La possibilità che la genesi della tavola sia legata a un breve di papa Eugenio IV del 1431 (secondo le argomentazioni di Piana, 1945; D’Amico, 1987), sembrerebbe tuttavia contraddetta dalle recenti indagini tecniche sul dipinto (Bruni et al., 2003). Sul tronco del linguaggio delle opere tarde di Jacopo – quale si può desumere dall’altarolo del Museo di S. Stefano, dai dipinti della chiesa di S. Giacomo Maggiore (in cui Massaccesi, 2011, ha ipotizzato l’intervento di Orazio) e dalla Crocifissione della Fondazione Cassa di risparmio di Bologna – Orazio dimostra l’avvenuta assimilazione dei modi di Giovanni da Modena, con particolare aderenza al ciclo della cappella Bolognini nella basilica di S. Petronio, a fianco di una ancor più forte aderenza allo stile di Michele di Matteo. Quest’ultimo, genero di Jacopo di Paolo, è peraltro significativamente responsabile di alcune tra le opere che Francesco Arcangeli ha attribuito in passato a Orazio (Massaccesi, 2011, pp. 44-46). La pungente affilatura dei tratti fisionomici e la sinuosa, raffinata modulazione della linea di contorno richiamano il polittico di Michele nelle Gallerie dell’Accademia di Venezia, manifesto della sua adesione al magistero di Gentile da Fabriano, che aveva analogamente fatto breccia nella fase più matura del percorso di Jacopo di Paolo. Il trattamento dell’oro nelle figurazioni angeliche della Crocifissione bolognese e altri dettagli come il suolo roccioso spolverato da una minuta graniglia di sassolini sono una conferma dell’influsso di Gentile, probabilmente mediato da Michele di Matteo, grazie al quale Orazio propone una propria originale diversione dalle forme più squadrate del padre. A tale proposito, è possibile che dipinti del seguito di Jacopo come la Madonna della Carità delle Collezioni comunali d’arte a Bologna possano appartenere agli esordi dell’attività di Orazio(Massaccesi, 2011), benché non si sappia come dipingessero gli altri figli del maestro. La solidità torreggiante e sintetica della Vergine replica, infatti, modelli di quest’ultimo, ma gli angeli che si stagliano con movimenti arcuati anticipano soluzioni leggibili nella Crocifissione dell’Osservanza.
La Crocifissione con s. Domenico e un devoto, appartenuta sino al 1906 alla collezione Gozzadini a Bologna (ripr. in Collection…, 1906, tav.
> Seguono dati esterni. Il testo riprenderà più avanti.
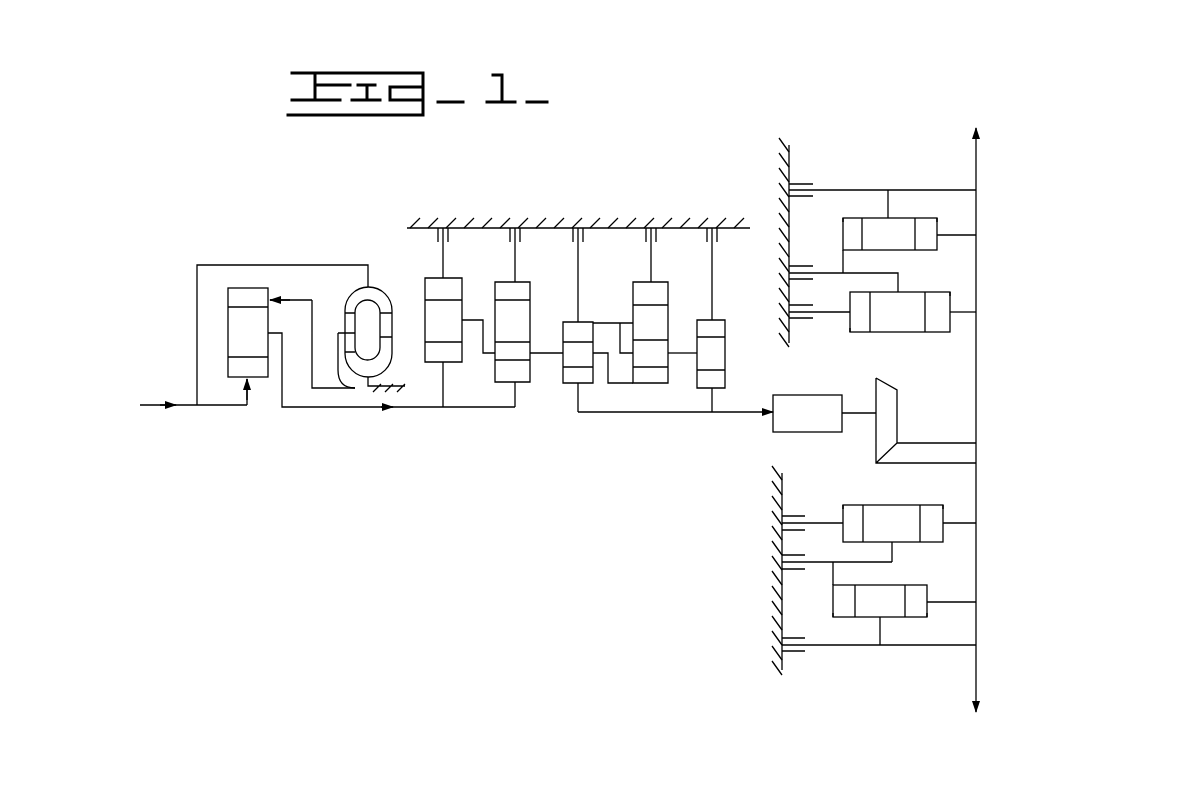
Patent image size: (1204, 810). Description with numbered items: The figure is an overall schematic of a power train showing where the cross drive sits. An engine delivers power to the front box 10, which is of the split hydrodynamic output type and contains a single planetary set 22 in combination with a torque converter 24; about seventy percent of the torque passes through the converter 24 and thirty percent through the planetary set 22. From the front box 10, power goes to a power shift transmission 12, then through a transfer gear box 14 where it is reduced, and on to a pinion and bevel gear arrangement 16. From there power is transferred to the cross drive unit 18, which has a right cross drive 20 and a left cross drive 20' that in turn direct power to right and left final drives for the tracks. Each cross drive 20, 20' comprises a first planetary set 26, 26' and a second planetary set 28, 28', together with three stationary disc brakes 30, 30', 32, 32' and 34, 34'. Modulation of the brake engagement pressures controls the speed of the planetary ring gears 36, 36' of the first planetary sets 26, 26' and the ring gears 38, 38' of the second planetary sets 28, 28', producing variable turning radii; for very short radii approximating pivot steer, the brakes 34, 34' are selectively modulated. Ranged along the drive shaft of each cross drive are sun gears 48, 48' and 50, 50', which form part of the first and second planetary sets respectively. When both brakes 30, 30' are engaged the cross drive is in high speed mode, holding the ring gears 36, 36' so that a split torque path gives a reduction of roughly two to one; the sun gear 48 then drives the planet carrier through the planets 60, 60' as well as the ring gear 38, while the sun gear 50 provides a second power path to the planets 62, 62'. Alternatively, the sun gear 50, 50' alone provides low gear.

The front box 10 is at (269, 250).
The power shift transmission 12 is at (559, 192).
The transfer gear box 14 is at (820, 423).
The pinion and bevel gear arrangement 16 is at (904, 436).
The cross drive unit 18 is at (1110, 387).
The right cross drive 20 is at (961, 242).
The left cross drive 20' is at (955, 570).
The planetary set 22 is at (193, 295).
The torque converter 24 is at (386, 278).
The first planetary set 26 is at (990, 339).
The first planetary set 26' is at (989, 503).
The second planetary set 28 is at (990, 259).
The second planetary set 28' is at (981, 582).
The stationary disc brake 30 is at (784, 302).
The stationary disc brake 30' is at (780, 520).
The stationary disc brake 32 is at (810, 271).
The stationary disc brake 32' is at (794, 563).
The stationary disc brake 34 is at (844, 177).
The stationary disc brake 34' is at (833, 640).
The planetary ring gear 36 is at (825, 338).
The planetary ring gear 36' is at (820, 492).
The planetary ring gear 38 is at (819, 215).
The planetary ring gear 38' is at (811, 624).
The sun gear 48 is at (934, 281).
The sun gear 48' is at (919, 491).
The sun gear 50 is at (955, 211).
The sun gear 50' is at (942, 627).
The planets 60 is at (900, 312).
The planets 60' is at (893, 523).
The planets 62 is at (890, 220).
The planets 62' is at (880, 601).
VII) e di cui poi si sono perdute le tracce, recava la firma «Oracius Jacobi pinxit 1442», sulla cui autenticità sono stati espressi talvolta alcuni dubbi (Bottari - Volpe, 1958). L’attendibilità sia della paternità di Orazio sia della data riposa sulle congruenze con il di poco successivo S. Bernardino da Siena del 1445, in particolare sul confronto tra i volti pungenti e smagriti in semiprofilo dei due santi raffigurati, mentre gli angeli dolenti richiamano quelli della più antica tavola dell’Osservanza. Tra le due versioni del tema sembra correre infatti un certo lasso di tempo e ora il linguaggio di Orazio dimostra una sensibile collusione con quello del cosiddetto Pseudo-Stefano da Ferrara.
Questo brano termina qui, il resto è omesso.